The government has launched a review of how it will model the impact of potential trade deals on the economy to “enhance its trade negotiation capability”.
The UK, having left the EU on 31 January 2020, can now negotiate its own trade agreements as an independent trading nation.
It is already in talks with the EU, US, Japan, Australia and New Zealand.
What modelling is for
The Department for International Trade (DIT) uses economic modelling to prioritise which markets it pursues trade talks with.
The modelling helps negotiators to better understand which areas of the economy benefit most from deals, the interests of their international counterparts and where there is potential mutual benefit between the UK and its prospective partners.
According to the government announcement launching the review, DIT will look at the “development of cutting-edge models and analysis” for interpreting global trade flows and economic trends.
It will also assess how economies are affected by innovation, how trade effects investment and specialisation and the impact of the Coronavirus crisis.
Who’s who in the review
As part of the review, DIT will consult with a panel of academics led by Professor Tony Venables, the BP Professor of Economics at Oxford University.

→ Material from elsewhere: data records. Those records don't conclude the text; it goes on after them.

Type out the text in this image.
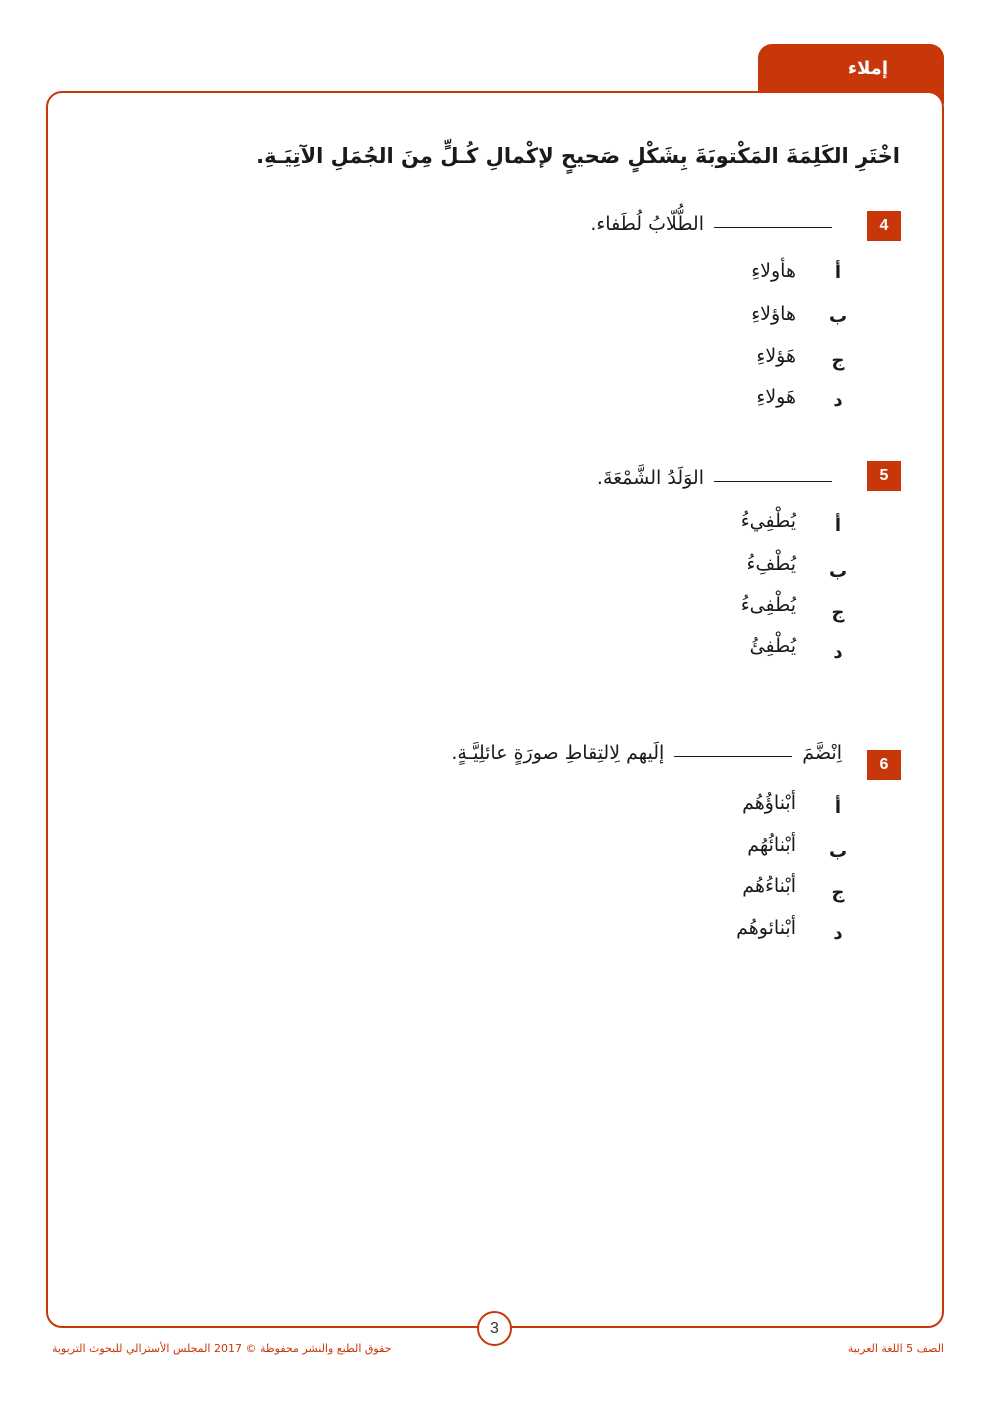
إملاء
اخْتَرِ الكَلِمَةَ المَكْتوبَةَ بِشَكْلٍ صَحيحٍ لإكْمالِ كُـلٍّ مِنَ الجُمَلِ الآتِيَـةِ.
4
الطُّلّابُ لُطَفاء.
أ
هأولاءِ
ب
هاؤلاءِ
ج
هَؤلاءِ
د
هَولاءِ
5
الوَلَدُ الشَّمْعَةَ.
أ
يُطْفِيءُ
ب
يُطْفِءُ
ج
يُطْفِىءُ
د
يُطْفِئُ
6
اِنْضَّمَإلَيهم لِالتِقاطِ صورَةٍ عائلِيَّـةٍ.
أ
أبْناؤُهُم
ب
أبْنائُهُم
ج
أبْناءُهُم
د
أبْنائوهُم
3
الصف 5 اللغة العربية
حقوق الطبع والنشر محفوظة © 2017 المجلس الأسترالي للبحوث التربوية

An internal review will be led by DIT’s chief economist Richard Price, while also drawing on the expertise of other government departments including the Treasury.
What’s behind the review
Minister for trade Liz Truss said the review will support “our analysts, and their work supporting our trade negotiators as they seek to sign new free trade agreements”.

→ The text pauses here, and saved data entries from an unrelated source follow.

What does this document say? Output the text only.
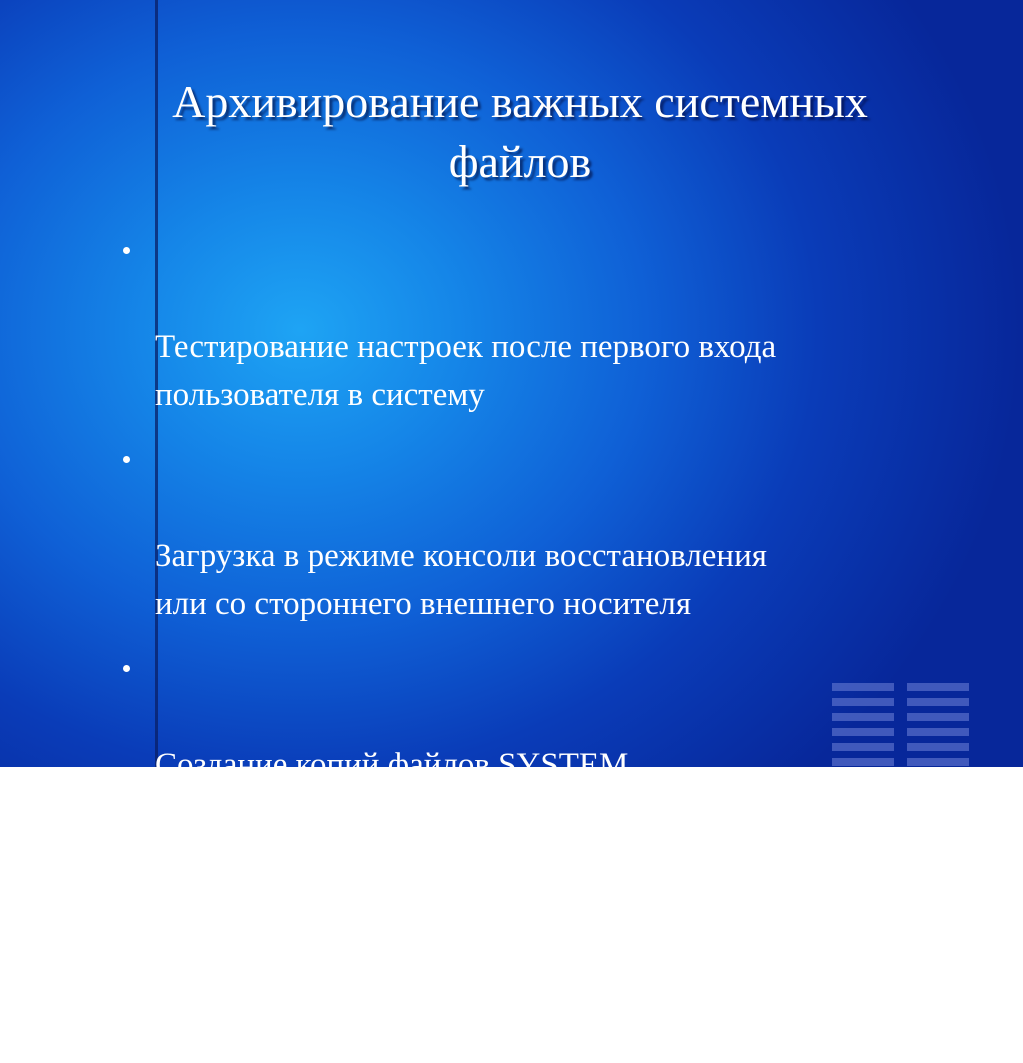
Архивирование важных системных
файлов

Тестирование настроек после первого входа
пользователя в систему

Загрузка в режиме консоли восстановления
или со стороннего внешнего носителя

Создание копий файлов SYSTEM,
SOFTWARE, DEFAULT, SAM, SECURITY

Создание копий MBR, MFT, системного
раздела или диска целиком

Dr Peter Holmes, a reader in economics at the University of Sussex, said the review will “guarantee the integrity of the analytical process” at DIT, ensuring they have autonomy to not be “pushed into producing results that simply support ministerial views”.
He said the review may look at how data from firms collected by the Office for National Statistics and HMRC can be combined with overall trade data. He also noted that the review may look at how DIT can enhance its real-time data analysis.
However, he added that nobody should expect a significant upgrading of the modelling already in place, saying the integrity of DIT analysis is already well recognised by the economics world.
“One very important part of the analysis will be to uphold what they do and guarantee the autonomy of their modelling,” he said.